We all laughed. An illegal son!

Because he had been theirs for so long at that point, and they had been his. What did the law really matter?

As I wrote this piece one night, I thought about the day that had just happened. Our daughter had been worried about a project at school, one that was confusing. My husband had spent an hour helping her read over the directions and piece together the information. Our middle boy had been frustrated about a ball game, and he had mediated the conflict between his friends in the backyard. Our youngest boy had bashed his head playing outside and just needed some extra love. I found them when I came downstairs, sitting together with an icepack in the kitchen.

My husband. But also, their father.

What does it mean to be a parent? What does it mean to come into a family with all the joy and all the difficulty that is there?

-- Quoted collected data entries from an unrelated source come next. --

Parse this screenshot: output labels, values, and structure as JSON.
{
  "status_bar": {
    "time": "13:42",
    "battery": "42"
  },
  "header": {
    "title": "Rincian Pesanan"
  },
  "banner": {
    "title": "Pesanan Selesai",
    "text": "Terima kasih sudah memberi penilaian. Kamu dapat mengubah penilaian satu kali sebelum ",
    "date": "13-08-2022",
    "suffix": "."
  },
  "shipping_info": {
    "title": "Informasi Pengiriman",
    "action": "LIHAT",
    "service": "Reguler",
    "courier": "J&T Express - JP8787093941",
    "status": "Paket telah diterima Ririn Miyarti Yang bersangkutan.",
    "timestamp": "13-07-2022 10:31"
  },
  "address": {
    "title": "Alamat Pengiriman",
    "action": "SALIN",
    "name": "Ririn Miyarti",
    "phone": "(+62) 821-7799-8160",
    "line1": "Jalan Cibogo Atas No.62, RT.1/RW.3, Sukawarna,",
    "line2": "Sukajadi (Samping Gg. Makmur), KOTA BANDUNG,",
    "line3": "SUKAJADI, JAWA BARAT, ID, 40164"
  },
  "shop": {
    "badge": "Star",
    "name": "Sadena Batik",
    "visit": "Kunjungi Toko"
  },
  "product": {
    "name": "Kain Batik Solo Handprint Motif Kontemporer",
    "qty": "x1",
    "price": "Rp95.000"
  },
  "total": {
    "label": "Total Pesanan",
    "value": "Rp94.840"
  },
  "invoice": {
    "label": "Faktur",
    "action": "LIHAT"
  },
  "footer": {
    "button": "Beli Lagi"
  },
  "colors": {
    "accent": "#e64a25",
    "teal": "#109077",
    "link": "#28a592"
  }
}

We finally have an adoption date. We’ve signed the right papers and paid the fees and discussed our outfits for the court date. It’s coming. There is a date on the calendar, one that I knew would fall right when the daffodils began to come out of the ground.

That date is tomorrow.

Legally, he will soon be their father. But it isn’t this date that will make him their dad. It’s funny because this court date is both the most important date of our lives, and simultaneously the least important date.

It isn’t one date, of course, that will make him their father. It is hundreds of dates and thousands of moments.

It is the day when he first was called “Dad”. It is the moment that he got a hug meant only for a parent. It was the night on the bathroom floor.

It was then that he was theirs, and they were his.